I have not seen any indication of "leakage" between my two VLANs, but if there are precise tools to detect or test for that, I'd like to know about them, because aside from my own use (which uses tagged and untagged VLAN definitions on the LAN ports to managed switches), I am also assisting relatives with a small business who use the same routers... they do not need tagged VLAN support at the wired LAN ports, but they do rely upon having different VLANs available in untagged form at the wired LAN ports. But they sure do not need the mvebu switch acting like a hub!

Hi

The switch, acting like a hub, was fixed with 23.05. But some issues/weirdness remains.

With 23.05, I cannot recall most because I didn't test anything, because they were not reproduceable, random weirdness. The only consistent issue, was that android devices would get slaac addresses from other vlan subnets. It's normal to get multiple IPv6 addresses, but not from firewalled subnets. IPv6 was leaking through vlan filtering.

With 24.10, everything works.

Okay... I can report that my Linux laptop (an Asus X200CA) has only a 10/100 wired LAN port, but I did not notice any speed degradation in other parts of the network when it was attached. If there's a better way to test for "hub" behavior I'm all ears to hear it. The router did report the port's speed as 100 Mbps (in the bridge device VLAN filtering dialog), but all other interfaces (except tap0, a bridged VPN interface that is presently disabled) showed as operating a 1000 Mbps.
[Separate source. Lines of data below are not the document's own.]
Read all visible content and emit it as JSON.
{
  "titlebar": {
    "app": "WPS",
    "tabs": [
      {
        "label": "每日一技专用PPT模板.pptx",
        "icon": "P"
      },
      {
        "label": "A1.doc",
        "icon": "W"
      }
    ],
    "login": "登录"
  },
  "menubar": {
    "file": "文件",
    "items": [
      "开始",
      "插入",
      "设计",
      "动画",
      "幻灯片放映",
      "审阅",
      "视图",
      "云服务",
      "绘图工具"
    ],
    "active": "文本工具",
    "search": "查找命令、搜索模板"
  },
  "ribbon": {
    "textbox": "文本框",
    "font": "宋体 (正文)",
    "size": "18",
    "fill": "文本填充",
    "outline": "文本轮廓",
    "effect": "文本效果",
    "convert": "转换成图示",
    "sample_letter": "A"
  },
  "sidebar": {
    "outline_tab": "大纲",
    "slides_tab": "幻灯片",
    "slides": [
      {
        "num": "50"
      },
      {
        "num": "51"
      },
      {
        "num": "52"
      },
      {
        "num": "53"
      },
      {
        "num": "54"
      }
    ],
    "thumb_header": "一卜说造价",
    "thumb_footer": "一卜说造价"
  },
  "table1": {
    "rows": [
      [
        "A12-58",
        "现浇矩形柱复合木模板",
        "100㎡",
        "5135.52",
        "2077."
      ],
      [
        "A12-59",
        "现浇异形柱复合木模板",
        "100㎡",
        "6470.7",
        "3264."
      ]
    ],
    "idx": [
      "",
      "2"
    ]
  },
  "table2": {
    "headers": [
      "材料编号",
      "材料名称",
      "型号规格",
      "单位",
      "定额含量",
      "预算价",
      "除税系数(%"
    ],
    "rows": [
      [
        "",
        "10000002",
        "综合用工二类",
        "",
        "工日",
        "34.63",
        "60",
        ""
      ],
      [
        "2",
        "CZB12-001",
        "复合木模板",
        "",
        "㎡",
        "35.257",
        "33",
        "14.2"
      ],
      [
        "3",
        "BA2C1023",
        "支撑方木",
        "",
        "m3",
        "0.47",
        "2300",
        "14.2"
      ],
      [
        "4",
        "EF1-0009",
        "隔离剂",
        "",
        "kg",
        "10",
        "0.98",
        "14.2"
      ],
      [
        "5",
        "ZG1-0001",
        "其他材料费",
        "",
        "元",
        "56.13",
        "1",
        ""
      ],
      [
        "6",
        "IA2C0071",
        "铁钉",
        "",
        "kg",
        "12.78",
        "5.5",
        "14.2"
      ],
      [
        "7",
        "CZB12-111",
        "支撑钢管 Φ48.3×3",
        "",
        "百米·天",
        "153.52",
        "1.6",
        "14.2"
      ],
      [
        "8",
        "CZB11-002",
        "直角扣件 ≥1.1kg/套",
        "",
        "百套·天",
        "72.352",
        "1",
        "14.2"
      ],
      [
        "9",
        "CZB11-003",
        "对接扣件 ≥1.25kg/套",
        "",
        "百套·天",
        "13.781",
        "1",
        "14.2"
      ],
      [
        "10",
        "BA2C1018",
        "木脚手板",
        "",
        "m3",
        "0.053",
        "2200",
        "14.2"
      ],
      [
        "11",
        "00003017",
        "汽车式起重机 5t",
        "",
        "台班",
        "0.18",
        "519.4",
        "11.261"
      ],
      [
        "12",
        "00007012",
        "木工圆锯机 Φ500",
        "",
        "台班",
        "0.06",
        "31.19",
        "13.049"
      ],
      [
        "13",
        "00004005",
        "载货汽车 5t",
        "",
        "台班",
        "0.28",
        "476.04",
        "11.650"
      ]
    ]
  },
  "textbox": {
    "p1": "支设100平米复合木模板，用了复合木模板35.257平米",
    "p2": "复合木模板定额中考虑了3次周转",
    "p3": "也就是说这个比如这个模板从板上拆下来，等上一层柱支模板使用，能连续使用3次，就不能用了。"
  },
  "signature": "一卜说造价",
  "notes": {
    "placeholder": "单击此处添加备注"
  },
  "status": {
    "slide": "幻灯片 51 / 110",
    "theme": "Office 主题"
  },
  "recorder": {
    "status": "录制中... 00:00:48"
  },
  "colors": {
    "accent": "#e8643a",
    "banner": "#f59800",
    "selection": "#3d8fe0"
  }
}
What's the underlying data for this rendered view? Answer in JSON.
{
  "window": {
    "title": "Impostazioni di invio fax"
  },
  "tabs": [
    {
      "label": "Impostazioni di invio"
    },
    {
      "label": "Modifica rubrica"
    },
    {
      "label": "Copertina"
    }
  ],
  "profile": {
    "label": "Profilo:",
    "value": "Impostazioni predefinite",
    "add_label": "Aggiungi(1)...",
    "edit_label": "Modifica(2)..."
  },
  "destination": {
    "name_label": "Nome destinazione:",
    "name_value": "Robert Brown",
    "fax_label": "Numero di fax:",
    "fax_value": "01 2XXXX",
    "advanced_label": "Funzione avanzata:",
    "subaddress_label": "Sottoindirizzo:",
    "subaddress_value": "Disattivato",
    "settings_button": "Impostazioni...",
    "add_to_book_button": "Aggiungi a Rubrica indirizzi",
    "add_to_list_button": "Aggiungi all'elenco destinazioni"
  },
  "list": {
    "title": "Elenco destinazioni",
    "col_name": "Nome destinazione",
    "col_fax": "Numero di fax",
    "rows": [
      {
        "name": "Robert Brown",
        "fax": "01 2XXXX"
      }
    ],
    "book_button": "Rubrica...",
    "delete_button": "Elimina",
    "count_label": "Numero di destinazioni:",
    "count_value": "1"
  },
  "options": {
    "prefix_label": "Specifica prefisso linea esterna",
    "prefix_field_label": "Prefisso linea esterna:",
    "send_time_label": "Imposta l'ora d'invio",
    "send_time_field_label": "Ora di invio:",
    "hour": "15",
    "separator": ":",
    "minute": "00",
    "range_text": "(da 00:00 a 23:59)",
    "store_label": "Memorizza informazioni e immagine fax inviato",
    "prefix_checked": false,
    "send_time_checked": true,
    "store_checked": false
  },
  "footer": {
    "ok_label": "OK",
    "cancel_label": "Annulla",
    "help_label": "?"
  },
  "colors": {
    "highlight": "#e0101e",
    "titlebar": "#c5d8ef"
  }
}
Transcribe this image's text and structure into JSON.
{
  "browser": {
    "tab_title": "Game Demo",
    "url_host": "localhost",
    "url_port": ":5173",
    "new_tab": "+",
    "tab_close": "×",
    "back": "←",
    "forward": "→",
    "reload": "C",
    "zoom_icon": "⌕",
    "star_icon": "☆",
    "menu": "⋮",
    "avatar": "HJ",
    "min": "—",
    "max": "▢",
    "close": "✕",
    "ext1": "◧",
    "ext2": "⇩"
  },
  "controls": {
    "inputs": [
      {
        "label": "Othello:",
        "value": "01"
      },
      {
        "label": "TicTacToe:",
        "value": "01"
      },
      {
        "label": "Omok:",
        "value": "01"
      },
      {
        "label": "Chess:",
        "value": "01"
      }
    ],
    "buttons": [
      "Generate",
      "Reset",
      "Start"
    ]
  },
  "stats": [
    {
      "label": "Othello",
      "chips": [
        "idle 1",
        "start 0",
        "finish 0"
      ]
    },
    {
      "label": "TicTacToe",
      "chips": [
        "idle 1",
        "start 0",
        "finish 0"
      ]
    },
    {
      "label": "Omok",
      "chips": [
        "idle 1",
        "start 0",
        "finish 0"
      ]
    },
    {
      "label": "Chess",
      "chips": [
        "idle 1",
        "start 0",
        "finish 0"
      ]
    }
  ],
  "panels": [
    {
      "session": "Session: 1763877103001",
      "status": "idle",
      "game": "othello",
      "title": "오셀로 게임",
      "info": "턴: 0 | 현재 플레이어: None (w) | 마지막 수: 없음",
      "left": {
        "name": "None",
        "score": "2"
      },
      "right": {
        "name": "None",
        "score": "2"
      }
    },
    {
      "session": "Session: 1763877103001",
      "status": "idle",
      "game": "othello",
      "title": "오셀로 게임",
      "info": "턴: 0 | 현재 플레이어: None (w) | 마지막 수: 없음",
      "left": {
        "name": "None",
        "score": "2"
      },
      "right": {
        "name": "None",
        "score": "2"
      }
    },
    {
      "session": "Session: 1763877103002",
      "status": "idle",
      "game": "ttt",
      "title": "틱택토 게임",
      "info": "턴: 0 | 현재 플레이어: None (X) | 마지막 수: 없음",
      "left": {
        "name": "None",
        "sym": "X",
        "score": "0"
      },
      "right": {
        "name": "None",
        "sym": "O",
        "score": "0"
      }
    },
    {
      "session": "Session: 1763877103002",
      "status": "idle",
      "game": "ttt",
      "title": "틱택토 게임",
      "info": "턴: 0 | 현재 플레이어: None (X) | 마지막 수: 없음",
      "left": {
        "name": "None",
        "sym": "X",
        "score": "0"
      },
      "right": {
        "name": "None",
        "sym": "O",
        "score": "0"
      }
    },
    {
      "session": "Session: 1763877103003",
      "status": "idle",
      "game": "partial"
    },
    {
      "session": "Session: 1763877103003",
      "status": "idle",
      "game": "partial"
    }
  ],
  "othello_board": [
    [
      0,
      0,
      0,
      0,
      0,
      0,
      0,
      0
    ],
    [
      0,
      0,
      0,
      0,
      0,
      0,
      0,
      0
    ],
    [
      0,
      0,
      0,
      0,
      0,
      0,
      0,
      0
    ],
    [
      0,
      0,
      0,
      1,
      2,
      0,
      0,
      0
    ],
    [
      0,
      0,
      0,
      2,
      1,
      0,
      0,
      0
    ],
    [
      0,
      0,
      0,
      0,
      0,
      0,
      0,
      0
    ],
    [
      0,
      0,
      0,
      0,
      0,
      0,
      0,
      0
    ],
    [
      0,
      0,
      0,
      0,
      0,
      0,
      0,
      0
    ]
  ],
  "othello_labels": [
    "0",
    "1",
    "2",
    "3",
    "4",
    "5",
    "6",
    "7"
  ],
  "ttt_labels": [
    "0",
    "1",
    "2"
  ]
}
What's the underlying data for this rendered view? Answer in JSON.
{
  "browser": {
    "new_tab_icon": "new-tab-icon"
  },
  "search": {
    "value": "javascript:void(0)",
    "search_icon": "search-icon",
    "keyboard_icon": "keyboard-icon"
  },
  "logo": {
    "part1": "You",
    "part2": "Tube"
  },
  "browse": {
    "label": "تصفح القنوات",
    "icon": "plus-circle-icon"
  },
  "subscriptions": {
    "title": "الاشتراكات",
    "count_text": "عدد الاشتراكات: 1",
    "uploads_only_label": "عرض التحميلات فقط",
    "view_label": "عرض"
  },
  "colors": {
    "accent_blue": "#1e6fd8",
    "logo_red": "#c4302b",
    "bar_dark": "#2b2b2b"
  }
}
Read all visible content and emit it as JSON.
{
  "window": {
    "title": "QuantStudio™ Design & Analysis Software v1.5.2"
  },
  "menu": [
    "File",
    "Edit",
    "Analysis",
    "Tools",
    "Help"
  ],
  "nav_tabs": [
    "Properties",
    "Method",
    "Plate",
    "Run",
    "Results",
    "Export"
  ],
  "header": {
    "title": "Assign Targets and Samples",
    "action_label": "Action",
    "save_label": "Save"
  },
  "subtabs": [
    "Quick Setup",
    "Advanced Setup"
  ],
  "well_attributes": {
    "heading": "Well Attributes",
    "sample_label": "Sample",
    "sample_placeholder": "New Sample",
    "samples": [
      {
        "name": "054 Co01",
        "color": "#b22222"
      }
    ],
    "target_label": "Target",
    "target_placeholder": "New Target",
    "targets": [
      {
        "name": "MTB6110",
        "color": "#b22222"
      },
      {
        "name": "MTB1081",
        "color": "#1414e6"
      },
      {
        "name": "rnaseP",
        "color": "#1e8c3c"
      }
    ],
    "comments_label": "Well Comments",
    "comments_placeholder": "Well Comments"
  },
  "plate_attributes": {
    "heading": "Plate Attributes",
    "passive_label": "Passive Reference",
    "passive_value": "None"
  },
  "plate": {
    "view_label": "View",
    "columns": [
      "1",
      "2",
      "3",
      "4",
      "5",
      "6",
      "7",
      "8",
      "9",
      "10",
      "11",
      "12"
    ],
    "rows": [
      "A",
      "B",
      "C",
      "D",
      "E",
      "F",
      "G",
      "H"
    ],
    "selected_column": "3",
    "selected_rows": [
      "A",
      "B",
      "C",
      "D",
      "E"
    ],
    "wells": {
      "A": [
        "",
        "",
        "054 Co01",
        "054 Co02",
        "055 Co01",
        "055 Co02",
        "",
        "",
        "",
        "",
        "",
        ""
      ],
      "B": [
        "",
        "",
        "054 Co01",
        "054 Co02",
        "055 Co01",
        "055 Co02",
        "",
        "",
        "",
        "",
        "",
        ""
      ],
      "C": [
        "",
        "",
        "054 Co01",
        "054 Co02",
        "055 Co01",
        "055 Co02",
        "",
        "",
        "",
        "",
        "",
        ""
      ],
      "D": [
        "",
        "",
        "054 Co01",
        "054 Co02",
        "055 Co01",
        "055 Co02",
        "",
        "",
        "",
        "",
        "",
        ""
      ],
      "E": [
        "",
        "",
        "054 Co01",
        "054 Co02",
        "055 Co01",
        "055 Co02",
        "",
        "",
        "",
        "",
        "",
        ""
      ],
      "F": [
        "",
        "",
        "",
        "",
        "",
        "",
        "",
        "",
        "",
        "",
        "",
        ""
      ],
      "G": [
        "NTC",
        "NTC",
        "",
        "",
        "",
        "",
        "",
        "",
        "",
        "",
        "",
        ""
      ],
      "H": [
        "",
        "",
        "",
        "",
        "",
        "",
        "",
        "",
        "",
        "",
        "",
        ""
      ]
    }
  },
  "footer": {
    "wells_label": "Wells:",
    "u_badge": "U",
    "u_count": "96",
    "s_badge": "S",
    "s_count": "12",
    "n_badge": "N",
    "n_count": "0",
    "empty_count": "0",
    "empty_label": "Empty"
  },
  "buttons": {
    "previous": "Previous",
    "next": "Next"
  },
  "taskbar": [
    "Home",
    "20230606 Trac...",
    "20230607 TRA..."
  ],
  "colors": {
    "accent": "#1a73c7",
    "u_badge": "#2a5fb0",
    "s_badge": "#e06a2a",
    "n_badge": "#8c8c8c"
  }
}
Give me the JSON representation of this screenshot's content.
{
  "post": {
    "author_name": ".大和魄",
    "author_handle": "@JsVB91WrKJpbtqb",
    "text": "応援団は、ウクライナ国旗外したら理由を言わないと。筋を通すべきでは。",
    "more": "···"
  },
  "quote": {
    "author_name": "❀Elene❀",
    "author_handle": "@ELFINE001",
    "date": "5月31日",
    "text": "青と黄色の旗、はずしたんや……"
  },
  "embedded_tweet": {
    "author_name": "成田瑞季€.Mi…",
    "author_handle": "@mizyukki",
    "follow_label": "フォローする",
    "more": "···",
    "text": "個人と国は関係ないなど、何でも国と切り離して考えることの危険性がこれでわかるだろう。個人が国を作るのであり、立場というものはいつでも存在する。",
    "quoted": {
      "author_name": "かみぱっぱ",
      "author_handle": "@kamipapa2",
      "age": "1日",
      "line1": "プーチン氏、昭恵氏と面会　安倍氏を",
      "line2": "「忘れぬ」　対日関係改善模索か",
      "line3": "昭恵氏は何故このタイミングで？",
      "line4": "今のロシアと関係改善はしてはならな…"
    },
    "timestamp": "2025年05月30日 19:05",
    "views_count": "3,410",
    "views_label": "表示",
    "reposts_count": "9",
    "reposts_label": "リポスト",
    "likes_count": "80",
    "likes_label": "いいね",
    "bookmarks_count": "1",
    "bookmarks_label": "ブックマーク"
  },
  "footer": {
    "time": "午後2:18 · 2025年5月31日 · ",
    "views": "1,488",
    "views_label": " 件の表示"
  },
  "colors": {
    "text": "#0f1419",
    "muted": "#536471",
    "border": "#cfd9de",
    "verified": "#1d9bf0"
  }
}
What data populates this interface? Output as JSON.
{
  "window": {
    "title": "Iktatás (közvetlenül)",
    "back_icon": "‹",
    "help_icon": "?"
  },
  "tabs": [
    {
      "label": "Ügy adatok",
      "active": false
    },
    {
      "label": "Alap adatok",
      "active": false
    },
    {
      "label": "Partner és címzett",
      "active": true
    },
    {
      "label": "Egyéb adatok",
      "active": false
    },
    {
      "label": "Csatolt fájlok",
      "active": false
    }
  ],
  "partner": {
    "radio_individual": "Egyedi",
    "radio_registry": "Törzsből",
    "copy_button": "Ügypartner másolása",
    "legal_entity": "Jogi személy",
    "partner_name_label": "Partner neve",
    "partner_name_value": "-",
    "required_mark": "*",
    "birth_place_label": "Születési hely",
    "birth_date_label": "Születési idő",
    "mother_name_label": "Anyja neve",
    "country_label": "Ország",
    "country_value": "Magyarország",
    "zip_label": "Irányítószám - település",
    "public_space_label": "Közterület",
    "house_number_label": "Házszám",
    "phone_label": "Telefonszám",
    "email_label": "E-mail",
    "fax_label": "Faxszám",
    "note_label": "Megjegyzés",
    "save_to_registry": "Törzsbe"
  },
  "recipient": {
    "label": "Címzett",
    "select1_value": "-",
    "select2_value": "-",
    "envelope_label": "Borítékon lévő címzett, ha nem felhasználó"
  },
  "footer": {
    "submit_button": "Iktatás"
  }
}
I believe one experienced user in Brazil had found a way to detect hub operation when using IPv6, but I don't use that and don't have any inclination to mess with it on a production router.

Issue was about packet behaviour of the switch acting as per a hub, described by issue, the commit when target was disabled.

Took awhile to upgrade (I always start from the stock firmware in the alternate partition and overwrite the OpenWrt partition, then I install and configure 20+ packages), but I now have version 24.10.1 (with kernel 6.6.86), and the issues with traffic on tagged VLAN interfaces has disappeared, with no new issues appearing. So I'd say this issue can be closed and marked as solved. Thanks for the assistance to you and other forum participants here.

This topic was automatically closed 10 days after the last reply. New replies are no longer allowed.